1. Field of the Invention
This invention relates to amplifiers in general and, more particularly, to low distortion amplifiers using distortion cancellation techniques.
2. Description of the Prior Art
In the radio art, it is generally the case that the useful sensitivity of a receiver is determined by the front end of the receiver--the mixer stage and preamplifier, if any. The useful sensitivity of any receiver has an upper and lower bound--defined here as the dynamic range of the receiver. The noise generated by the receiver (internal noise) determines the weakest signal that can be received, typically referred to as the minimum discernible signal or the minimum signal which produces a specified signal-to-noise ratio in the receiver's output signal. Conversely, the overload characteristics of the receiver determines the maximum received signal strength that can be received without a predetermined amount of distortion in the receiver output signal. It is generally considered desirable to have a receiver that has high sensitivity without overloading in high signal strength environments--i.e., a receiver with very wide dynamic range.
To increase the sensitivity of a receiver, a preamplifier is added between the antenna and the mixer portion of the receiver. The preamplifier serves to boost weak input signals to overcome the internal noise of the receiver, allowing the receiver to receive weaker signals than without a preamplifier. However, should a strong signal enter the receiver, non-linearities in the transfer characteristics of the preamplifier will add distortion products to the amplified signal. Further, should some strong, unwanted, signals be present in the passband of the receiver, the desired signal will be corrupted by the unwanted signals due to the distortion of the preamplifier--typically referred to as cross-modulation. A remedy that will reduce the gain of the preamplifier when strong signals are present is adding automatic gain control (AGC, typically derived from within the receiver) to control the gain of the preamplifier.
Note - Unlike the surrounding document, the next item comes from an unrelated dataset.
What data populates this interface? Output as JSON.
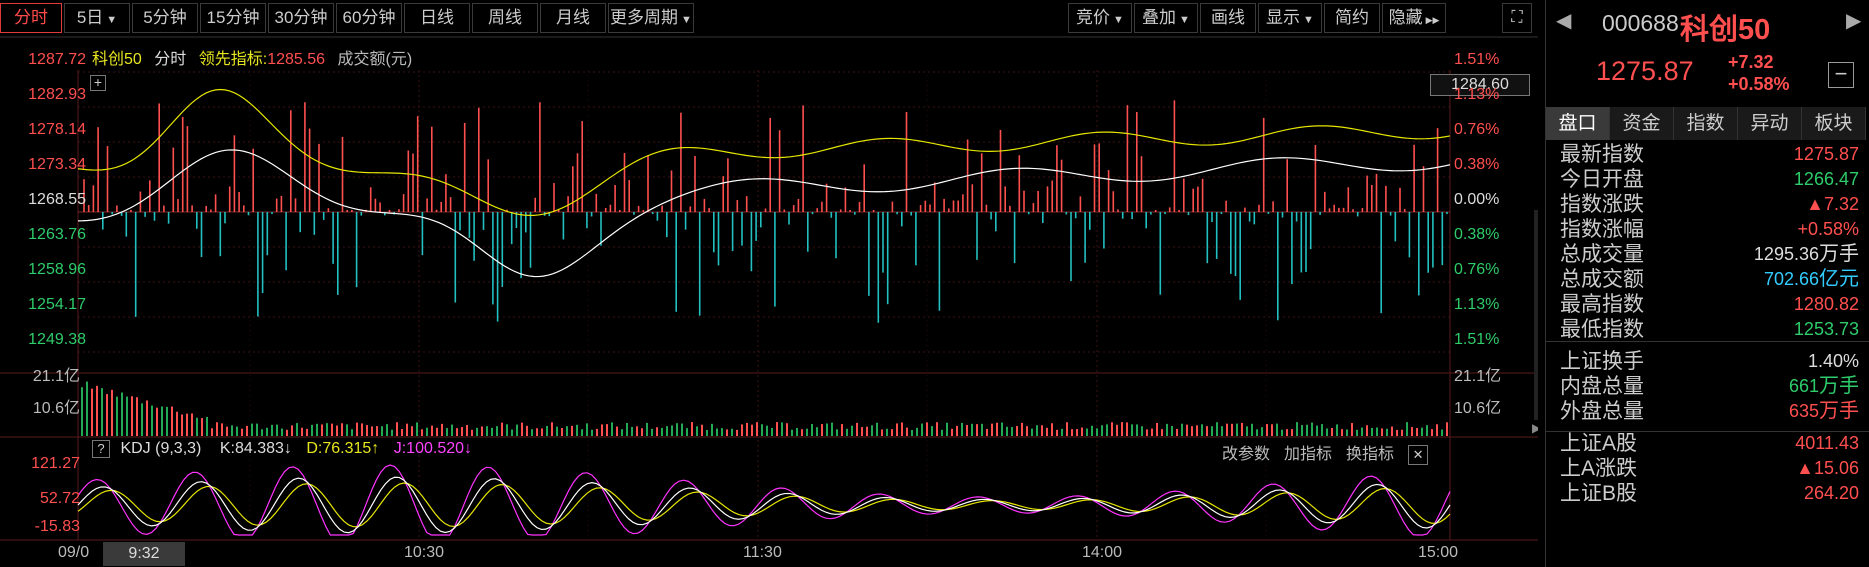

However, AGC may not be desirable in all situations, such as in rapidly changing signal strength environments or if the reduction in gain of the preamplifier is so much that the signal-to-noise ratio of the desired signal is no longer sufficient. Another approach is to use active elements and preamplifier circuit configurations which can tolerate large signals without significant distortion and still provide the desired gain with low noise. For example, field-effect transistors have very good overload characteristics, compared to bipolar transistors, when operating class A either with a common source (emitter) or gate (base) configuration. However, depending on the frequency of interest, the gain and noise characteristics of field-effect transistors may not be as good as bipolar transistors.
Selection of the active devices to be used in preamplifier is especially difficult in ultra- and super-high frequency applications. For example, with cellular telephone systems where the operating frequency is approximately one GHz, silicon field-effect transistors do not have sufficient gain and low noise for use as receiver preamplifiers. Using gallium arsenide field-effect transistors instead of silicon devices will achieve the desired gain and noise as well as good overload characteristics, but suffer from relative high cost and the impracticality of integration with other circuit components, such as a mixer, which are typically formed on a silicon substrate for low cost. But for the relatively poor overload characteristics of bipolar transistors when operated conventionally, the ruggedness, low noise, low cost, high gain, and integratability of bipolar transistors would be a good choice for receiver preamplifiers.
Generally, the foregoing is also true for optical receivers. Preamplifiers boost the signal from an optical detector, typically a PIN diode, prior to further signal processing. While the preamplifier is generally necessary for long-haul systems where the received signal energy is weak, in short-haul systems where the received signal is strong, the preamplifier may cause received signal distortion, making the system unusable. It is generally disadvantageous to have two types of receivers (or manually adjust one type) depending on optical signal level received.